If researchers are to be believed, having too clean teeth signifies a negative turn of events in dietary habits. To make it simple, evolving diets and simplified food have robbed our oral cavities of many friendly bacteria. Lesser bacterial variety in the mouth is said to have negative health consequences, they say.
Scientists who discovered this belong to varied backgrounds, hailing from England, Scotland and Australia. Using tools of Archeology in analyzing ancient DNA, the researchers observed the DNA of calcified bacteria on human teeth over the ages. The study was published in Nature Genetics and "has shed light on the health consequences of the evolving diet and behavior from the Stone Age to modern day.”
According to them, over the last 7,500 years, humans have changed their diets from hunting to farming to processed foods. It was found that chronic oral diseases are a result of less varied bacteria in our mouth compared to our ancestors' mouths.

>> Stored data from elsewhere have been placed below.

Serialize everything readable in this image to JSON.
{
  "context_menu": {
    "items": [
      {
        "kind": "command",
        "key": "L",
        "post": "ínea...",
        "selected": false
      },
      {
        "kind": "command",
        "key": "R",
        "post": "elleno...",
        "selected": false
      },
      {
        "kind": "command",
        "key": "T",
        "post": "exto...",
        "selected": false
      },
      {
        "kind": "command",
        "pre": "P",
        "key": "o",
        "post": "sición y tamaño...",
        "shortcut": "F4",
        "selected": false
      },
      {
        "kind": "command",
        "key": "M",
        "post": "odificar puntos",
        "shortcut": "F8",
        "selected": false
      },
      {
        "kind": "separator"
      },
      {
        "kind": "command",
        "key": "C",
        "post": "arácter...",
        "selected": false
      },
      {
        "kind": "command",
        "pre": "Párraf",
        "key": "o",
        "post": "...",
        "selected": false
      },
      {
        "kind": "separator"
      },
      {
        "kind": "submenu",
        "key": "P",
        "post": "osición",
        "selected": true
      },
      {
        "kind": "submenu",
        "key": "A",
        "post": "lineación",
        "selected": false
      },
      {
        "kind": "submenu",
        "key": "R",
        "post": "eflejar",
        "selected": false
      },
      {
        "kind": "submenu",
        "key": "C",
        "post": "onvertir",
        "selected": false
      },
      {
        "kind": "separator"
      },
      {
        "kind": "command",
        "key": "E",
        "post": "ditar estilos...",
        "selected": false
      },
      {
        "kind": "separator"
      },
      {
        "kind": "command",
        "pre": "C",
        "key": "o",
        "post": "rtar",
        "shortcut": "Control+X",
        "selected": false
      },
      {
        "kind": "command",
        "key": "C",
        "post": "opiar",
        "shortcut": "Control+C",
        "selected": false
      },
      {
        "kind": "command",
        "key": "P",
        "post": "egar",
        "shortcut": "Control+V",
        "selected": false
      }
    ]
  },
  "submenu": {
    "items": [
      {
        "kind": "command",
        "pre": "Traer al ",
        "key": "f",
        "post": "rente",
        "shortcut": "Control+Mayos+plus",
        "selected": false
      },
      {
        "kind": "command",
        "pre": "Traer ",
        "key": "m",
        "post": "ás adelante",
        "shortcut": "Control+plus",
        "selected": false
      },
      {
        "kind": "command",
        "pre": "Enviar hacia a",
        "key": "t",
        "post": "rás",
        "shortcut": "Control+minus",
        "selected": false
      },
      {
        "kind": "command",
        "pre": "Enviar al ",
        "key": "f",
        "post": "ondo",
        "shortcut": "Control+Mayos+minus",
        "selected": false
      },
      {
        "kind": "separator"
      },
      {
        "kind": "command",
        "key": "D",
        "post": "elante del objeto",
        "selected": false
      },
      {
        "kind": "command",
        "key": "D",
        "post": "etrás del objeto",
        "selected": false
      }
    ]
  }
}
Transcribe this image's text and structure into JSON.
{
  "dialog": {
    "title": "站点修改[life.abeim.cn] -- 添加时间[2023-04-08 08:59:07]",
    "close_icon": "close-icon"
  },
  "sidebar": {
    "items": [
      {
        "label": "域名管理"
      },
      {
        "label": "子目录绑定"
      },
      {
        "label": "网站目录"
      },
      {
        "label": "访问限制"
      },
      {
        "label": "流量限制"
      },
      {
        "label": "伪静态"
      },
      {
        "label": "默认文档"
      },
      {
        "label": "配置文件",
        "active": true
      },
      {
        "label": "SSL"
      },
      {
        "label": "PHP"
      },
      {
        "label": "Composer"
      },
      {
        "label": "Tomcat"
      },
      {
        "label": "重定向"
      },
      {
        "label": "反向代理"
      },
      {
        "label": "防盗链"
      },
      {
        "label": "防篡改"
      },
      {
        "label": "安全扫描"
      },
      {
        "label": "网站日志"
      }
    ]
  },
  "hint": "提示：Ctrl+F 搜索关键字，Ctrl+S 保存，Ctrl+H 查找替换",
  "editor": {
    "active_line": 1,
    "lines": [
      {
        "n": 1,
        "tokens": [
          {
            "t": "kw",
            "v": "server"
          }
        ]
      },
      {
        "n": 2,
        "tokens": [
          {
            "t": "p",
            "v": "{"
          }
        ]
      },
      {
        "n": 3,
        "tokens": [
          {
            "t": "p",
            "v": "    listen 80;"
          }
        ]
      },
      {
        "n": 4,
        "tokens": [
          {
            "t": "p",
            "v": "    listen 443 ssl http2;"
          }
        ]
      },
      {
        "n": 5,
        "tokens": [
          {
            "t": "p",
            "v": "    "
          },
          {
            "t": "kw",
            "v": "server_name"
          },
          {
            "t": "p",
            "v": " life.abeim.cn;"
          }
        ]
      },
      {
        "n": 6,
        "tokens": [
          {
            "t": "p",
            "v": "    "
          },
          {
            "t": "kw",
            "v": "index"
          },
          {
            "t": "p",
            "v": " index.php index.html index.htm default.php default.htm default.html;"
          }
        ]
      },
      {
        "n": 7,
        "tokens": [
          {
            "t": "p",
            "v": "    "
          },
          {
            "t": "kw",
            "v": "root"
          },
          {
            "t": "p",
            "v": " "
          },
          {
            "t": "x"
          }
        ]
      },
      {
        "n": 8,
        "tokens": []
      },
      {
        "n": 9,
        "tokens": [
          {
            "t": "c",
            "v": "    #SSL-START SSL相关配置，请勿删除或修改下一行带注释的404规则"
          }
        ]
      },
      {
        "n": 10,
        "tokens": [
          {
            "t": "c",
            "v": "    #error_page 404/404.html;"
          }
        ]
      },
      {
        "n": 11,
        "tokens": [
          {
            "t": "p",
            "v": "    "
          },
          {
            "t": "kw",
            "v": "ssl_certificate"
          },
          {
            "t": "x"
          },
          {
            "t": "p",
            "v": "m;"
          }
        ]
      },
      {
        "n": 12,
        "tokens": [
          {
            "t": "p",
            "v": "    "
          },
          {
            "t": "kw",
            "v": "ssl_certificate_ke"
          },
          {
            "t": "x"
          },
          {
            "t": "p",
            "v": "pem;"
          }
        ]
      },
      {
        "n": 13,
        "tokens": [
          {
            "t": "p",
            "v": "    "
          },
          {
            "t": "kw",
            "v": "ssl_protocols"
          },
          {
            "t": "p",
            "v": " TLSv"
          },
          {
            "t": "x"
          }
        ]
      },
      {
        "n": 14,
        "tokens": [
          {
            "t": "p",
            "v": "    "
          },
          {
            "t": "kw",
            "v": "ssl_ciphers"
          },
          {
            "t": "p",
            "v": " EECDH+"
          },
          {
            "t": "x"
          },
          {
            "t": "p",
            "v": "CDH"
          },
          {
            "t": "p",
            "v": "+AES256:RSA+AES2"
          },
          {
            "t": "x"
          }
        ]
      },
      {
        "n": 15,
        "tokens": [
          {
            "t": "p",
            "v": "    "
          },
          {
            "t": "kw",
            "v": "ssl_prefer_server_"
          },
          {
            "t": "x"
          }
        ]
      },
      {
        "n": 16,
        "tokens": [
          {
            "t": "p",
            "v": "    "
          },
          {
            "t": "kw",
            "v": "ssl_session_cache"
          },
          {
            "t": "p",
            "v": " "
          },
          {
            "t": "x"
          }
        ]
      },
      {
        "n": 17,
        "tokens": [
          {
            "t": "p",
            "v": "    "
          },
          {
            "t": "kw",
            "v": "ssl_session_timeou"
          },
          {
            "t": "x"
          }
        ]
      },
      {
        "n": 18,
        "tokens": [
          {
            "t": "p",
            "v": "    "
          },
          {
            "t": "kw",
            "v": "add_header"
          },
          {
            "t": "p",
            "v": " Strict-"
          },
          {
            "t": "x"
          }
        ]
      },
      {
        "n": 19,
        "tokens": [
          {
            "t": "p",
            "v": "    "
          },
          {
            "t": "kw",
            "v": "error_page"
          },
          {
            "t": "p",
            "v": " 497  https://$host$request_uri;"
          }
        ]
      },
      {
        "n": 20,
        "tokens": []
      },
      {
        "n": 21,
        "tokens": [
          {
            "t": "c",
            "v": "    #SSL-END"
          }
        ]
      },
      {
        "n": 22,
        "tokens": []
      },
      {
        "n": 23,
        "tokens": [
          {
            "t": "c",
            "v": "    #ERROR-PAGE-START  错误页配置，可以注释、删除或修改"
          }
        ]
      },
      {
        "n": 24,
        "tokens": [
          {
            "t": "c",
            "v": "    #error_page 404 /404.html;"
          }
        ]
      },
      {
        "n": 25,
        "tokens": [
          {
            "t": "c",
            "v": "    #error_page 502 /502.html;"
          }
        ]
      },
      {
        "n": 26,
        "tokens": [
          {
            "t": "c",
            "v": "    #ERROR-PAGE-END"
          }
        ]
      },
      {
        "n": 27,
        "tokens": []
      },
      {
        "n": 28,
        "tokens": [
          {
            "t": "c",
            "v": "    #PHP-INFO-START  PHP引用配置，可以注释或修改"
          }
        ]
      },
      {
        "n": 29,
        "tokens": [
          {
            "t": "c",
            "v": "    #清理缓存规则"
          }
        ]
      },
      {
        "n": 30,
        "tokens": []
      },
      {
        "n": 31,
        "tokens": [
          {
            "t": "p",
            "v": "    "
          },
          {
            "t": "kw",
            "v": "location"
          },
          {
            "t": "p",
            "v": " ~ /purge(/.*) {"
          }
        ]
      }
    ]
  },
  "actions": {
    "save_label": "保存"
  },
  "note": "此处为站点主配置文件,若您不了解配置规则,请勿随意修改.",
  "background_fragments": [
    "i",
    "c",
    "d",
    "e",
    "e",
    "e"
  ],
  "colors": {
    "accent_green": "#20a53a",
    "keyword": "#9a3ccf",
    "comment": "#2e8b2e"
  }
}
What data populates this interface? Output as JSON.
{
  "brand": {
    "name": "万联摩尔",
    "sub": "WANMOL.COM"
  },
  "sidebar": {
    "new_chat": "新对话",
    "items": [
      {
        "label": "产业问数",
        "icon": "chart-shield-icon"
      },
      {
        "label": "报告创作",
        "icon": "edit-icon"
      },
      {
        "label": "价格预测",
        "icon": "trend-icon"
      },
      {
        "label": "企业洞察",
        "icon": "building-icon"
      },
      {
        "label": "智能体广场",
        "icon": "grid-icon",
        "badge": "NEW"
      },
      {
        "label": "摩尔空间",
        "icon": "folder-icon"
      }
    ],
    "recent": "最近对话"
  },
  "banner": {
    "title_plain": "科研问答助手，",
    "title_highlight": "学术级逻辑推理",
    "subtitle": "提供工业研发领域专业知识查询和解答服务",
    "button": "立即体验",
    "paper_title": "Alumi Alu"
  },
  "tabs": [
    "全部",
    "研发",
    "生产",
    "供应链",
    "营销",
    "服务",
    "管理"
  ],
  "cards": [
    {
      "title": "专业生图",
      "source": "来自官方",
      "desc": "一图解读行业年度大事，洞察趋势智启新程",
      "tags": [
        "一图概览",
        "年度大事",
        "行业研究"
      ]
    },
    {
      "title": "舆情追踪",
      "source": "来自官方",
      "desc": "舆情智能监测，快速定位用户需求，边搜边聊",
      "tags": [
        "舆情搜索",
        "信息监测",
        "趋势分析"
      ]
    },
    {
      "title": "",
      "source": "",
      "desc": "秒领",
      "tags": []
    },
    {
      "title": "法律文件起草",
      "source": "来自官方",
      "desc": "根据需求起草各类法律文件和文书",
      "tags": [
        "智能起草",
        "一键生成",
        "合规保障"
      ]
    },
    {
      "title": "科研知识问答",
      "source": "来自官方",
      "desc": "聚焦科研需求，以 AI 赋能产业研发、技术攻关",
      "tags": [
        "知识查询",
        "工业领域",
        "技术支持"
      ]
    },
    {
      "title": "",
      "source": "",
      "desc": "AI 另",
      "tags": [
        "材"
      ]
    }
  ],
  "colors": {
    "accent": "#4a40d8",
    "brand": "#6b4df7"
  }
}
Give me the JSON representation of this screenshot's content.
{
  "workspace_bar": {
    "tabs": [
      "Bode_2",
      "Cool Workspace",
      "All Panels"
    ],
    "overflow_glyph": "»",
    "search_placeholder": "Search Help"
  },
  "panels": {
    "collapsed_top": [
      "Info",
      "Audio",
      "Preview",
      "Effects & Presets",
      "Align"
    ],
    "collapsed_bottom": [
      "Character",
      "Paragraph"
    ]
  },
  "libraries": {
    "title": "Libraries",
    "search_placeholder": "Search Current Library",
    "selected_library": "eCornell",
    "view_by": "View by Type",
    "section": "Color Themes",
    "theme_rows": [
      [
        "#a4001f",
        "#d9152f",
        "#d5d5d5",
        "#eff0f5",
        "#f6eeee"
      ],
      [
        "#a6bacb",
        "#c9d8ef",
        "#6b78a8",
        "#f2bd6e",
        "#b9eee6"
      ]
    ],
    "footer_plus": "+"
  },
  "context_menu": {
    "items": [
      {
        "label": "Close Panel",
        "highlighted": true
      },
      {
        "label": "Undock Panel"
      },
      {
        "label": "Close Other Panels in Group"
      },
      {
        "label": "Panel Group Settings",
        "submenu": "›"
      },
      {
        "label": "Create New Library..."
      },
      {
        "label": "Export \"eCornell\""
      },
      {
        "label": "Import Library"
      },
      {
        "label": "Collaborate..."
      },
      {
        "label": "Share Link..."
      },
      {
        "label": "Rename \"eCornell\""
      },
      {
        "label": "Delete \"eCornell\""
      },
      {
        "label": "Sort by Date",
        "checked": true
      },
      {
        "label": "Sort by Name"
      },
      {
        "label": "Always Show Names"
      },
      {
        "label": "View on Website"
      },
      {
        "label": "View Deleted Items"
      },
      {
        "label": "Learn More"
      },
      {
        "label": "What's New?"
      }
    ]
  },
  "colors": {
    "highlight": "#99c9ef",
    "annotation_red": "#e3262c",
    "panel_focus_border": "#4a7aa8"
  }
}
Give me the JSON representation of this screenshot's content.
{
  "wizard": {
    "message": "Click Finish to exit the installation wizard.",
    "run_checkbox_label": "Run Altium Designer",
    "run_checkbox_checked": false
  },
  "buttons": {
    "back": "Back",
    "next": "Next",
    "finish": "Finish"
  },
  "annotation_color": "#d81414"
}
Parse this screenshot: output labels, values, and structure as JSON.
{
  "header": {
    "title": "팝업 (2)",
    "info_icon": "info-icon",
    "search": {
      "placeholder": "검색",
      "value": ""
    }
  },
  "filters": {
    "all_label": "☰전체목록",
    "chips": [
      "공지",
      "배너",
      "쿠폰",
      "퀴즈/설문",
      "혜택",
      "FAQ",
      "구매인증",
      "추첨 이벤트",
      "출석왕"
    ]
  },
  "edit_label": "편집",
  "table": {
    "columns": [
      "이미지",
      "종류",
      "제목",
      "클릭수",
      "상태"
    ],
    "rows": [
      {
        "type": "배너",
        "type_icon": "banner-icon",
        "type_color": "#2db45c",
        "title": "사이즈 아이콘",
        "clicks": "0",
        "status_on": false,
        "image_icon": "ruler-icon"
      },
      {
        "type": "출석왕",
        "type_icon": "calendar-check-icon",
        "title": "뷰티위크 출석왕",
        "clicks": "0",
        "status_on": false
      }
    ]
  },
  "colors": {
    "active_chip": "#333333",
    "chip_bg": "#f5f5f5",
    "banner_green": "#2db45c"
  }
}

Study leader Professor Alan Cooper, who is Australian Centre for Ancient DNA Director at the University of Adelaide said, "This is the first record of how our evolution over the last 7500 years has impacted the bacteria we carry with us, and the important health consequences.”
Lead author Dr Christina Adler, who now works at the University of Sydney, said, "Genetic analysis of plaque can create a powerful new record of dietary impacts, health changes and oral pathogen genomic evolution, deep into the past.”